I have a homework like this:
- Use python to read json files in 2 folders song_data and log_data.
- Use Python Kafka to publish a mixture of both song_data and log_data file types into a Kafka topic.
- Use Pyspark to consume data from the above Kafka topic.
- Use Stream processing to consume messages from song_data and create 2 dataframes, songs and artitst. and from log_data generate dataframe as users, time.
- Create songplays from dataframes of dimension tables.
I have a problems with read different file from 1 topic, 2 folder containt json file but 1 is song data and 1 is log.
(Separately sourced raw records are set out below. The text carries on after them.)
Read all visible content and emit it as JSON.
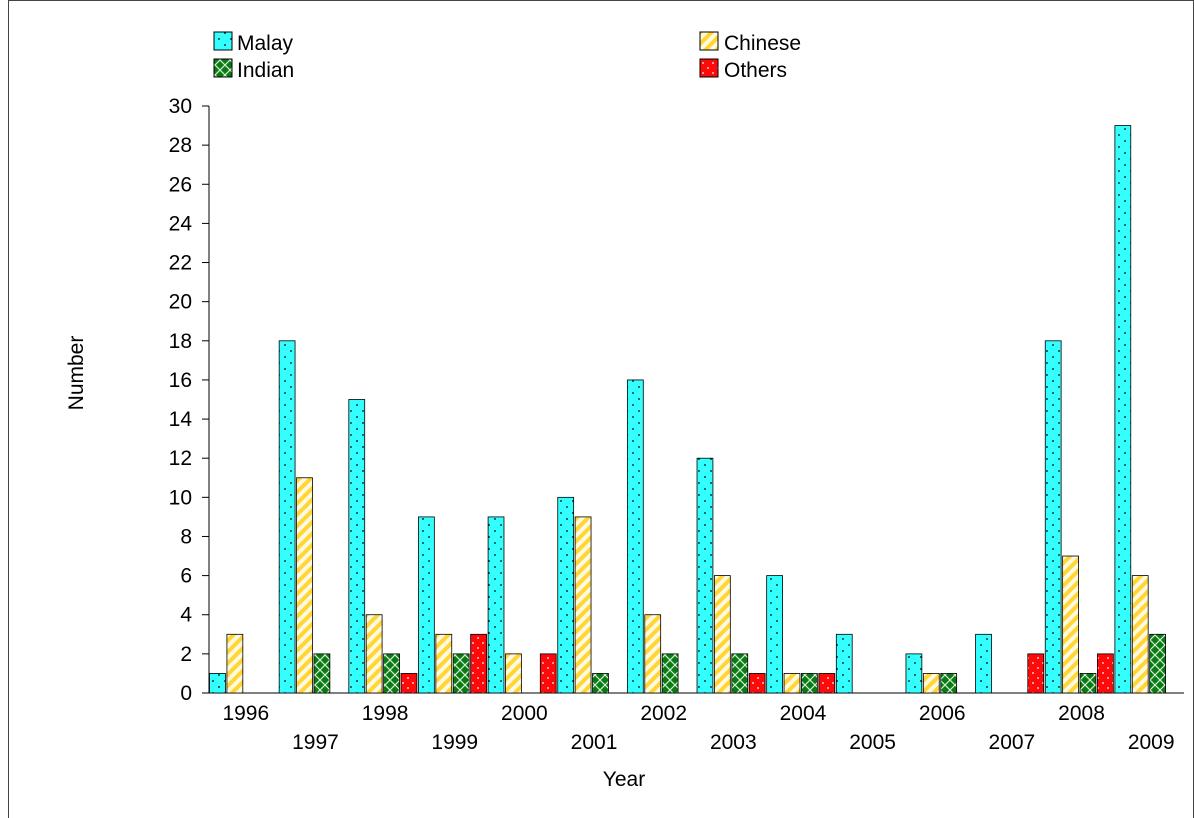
{
  "chart_data": {
    "type": "bar",
    "title": "",
    "xlabel": "Year",
    "ylabel": "Number",
    "ylim": [
      0,
      30
    ],
    "yticks": [
      "0",
      "2",
      "4",
      "6",
      "8",
      "10",
      "12",
      "14",
      "16",
      "18",
      "20",
      "22",
      "24",
      "26",
      "28",
      "30"
    ],
    "categories": [
      "1996",
      "1997",
      "1998",
      "1999",
      "2000",
      "2001",
      "2002",
      "2003",
      "2004",
      "2005",
      "2006",
      "2007",
      "2008",
      "2009"
    ],
    "legend_position": "top",
    "series": [
      {
        "name": "Malay",
        "color": "#33FFFF",
        "pattern": "dots",
        "values": [
          1,
          18,
          15,
          9,
          9,
          10,
          16,
          12,
          6,
          3,
          2,
          3,
          18,
          29
        ]
      },
      {
        "name": "Chinese",
        "color": "#FFD633",
        "pattern": "diagonal-stripes",
        "values": [
          3,
          11,
          4,
          3,
          2,
          9,
          4,
          6,
          1,
          0,
          1,
          0,
          7,
          6
        ]
      },
      {
        "name": "Indian",
        "color": "#0A7A14",
        "pattern": "crosshatch",
        "values": [
          0,
          2,
          2,
          2,
          0,
          1,
          2,
          2,
          1,
          0,
          1,
          0,
          1,
          3
        ]
      },
      {
        "name": "Others",
        "color": "#FF0A0A",
        "pattern": "dots",
        "values": [
          0,
          0,
          1,
          3,
          2,
          0,
          0,
          1,
          1,
          0,
          0,
          2,
          2,
          0
        ]
      }
    ]
  }
}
How can I get their own data from just 1 topics ?
CodePudding user response:
Unclear why you cannot just use two topics, one for each file. Especially if they don't have matching schemas, which will be important for SparkSQL.
How can I get their own data from just 1 topics ?
It begins at step 2.
Write the data to your single topic in a format like so (content
used for example purposes only)
{"type": "song", "content": "..."}
or
{"type": "log", "content": "..."}
Then, in SparkSQL, you can do something like this
df = spark.readStream.format("kafka")... # TODO: apply a schema to the data to get a "type" column
song_data = df.where(df("type") == "song").select("content")
log_data = df.where(df("type") == "log").select("content")
You could also do the same filtering in Python-Kafka and not need dataframes or a Spark environment.